The precious metal is down 3.2 per cent over the week to $1,227.87 a troy ounce, after touching its lowest level in 7 weeks on Thursday. Gold is now set for its third consecutive week of declines.
Diminishing demand for haven assets has been a key factor for declining gold prices, with the precious metal falling 4.4 per cent since the first round of the French elections. Indeed, gold could fall further if Emmanuel Macron defeats right-wing rival Marine Le Pen, who has proposed leaving the euro, in the second round run off on Sunday.
With the fear trade easing, sentiment was dampened further after a report from the World Gold Council showed that global demand was down 18 per cent from a year ago. Purchases by central banks slowed 27 per cent from a year ago to 76.3 tonnes in the first quarter. Meanwhile, inflows into gold-backed ETF’s declined by 68 per cent to 109.1 tonnes from a year ago, and overall investment demand fell 34 per cent.

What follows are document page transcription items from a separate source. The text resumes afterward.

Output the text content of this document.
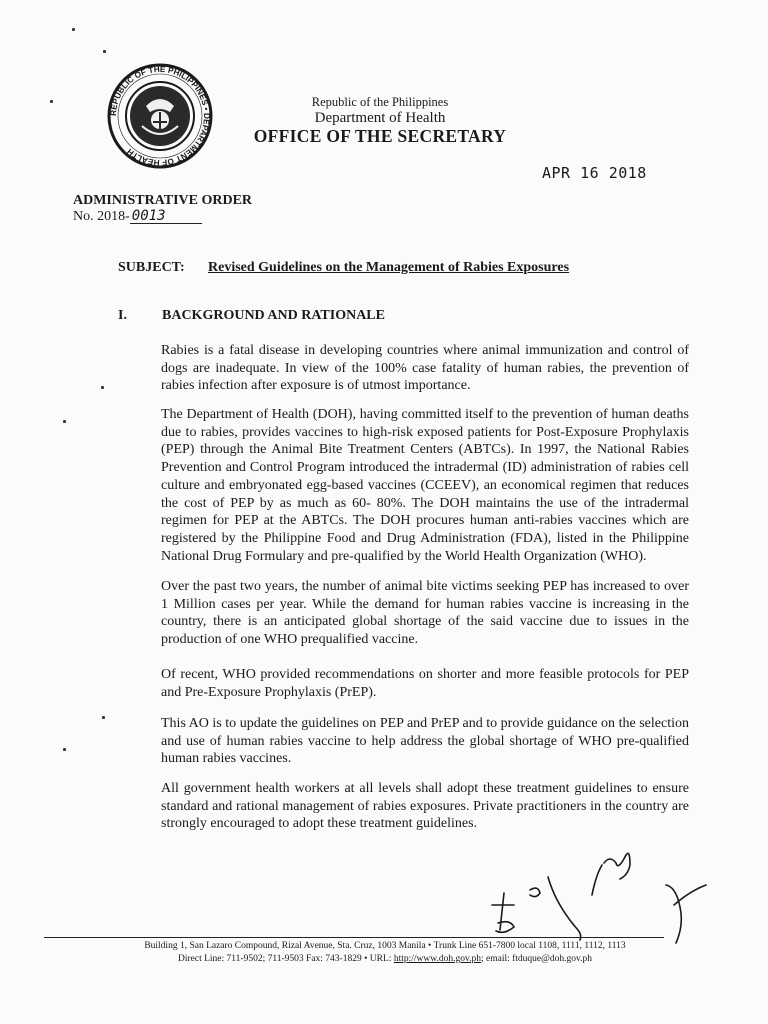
REPUBLIC OF THE PHILIPPINES • DEPARTMENT OF HEALTH
Republic of the Philippines
Department of Health
OFFICE OF THE SECRETARY
APR 16 2018
ADMINISTRATIVE ORDER
No. 2018- 0013
SUBJECT: Revised Guidelines on the Management of Rabies Exposures
I.	BACKGROUND AND RATIONALE

Rabies is a fatal disease in developing countries where animal immunization and control of dogs are inadequate. In view of the 100% case fatality of human rabies, the prevention of rabies infection after exposure is of utmost importance.

The Department of Health (DOH), having committed itself to the prevention of human deaths due to rabies, provides vaccines to high-risk exposed patients for Post-Exposure Prophylaxis (PEP) through the Animal Bite Treatment Centers (ABTCs). In 1997, the National Rabies Prevention and Control Program introduced the intradermal (ID) administration of rabies cell culture and embryonated egg-based vaccines (CCEEV), an economical regimen that reduces the cost of PEP by as much as 60- 80%. The DOH maintains the use of the intradermal regimen for PEP at the ABTCs. The DOH procures human anti-rabies vaccines which are registered by the Philippine Food and Drug Administration (FDA), listed in the Philippine National Drug Formulary and pre-qualified by the World Health Organization (WHO).

Over the past two years, the number of animal bite victims seeking PEP has increased to over 1 Million cases per year. While the demand for human rabies vaccine is increasing in the country, there is an anticipated global shortage of the said vaccine due to issues in the production of one WHO prequalified vaccine.

Of recent, WHO provided recommendations on shorter and more feasible protocols for PEP and Pre-Exposure Prophylaxis (PrEP).

This AO is to update the guidelines on PEP and PrEP and to provide guidance on the selection and use of human rabies vaccine to help address the global shortage of WHO pre-qualified human rabies vaccines.

All government health workers at all levels shall adopt these treatment guidelines to ensure standard and rational management of rabies exposures. Private practitioners in the country are strongly encouraged to adopt these treatment guidelines.

Building 1, San Lazaro Compound, Rizal Avenue, Sta. Cruz, 1003 Manila • Trunk Line 651-7800 local 1108, 1111, 1112, 1113
Direct Line: 711-9502; 711-9503 Fax: 743-1829 • URL: http://www.doh.gov.ph; email: ftduque@doh.gov.ph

Moreover, the Federal Reserve is widely expected to raise interest rates when it meets next month, following the US jobs report on Friday. The prospect of higher rates also tends to weigh on gold, which offers no yield.
Despite the recent sell-off, gold prices are up more than 7 per cent so far this year. Some analysts caution that it could slip back below $1,200 a troy ounce by the end of the second quarter.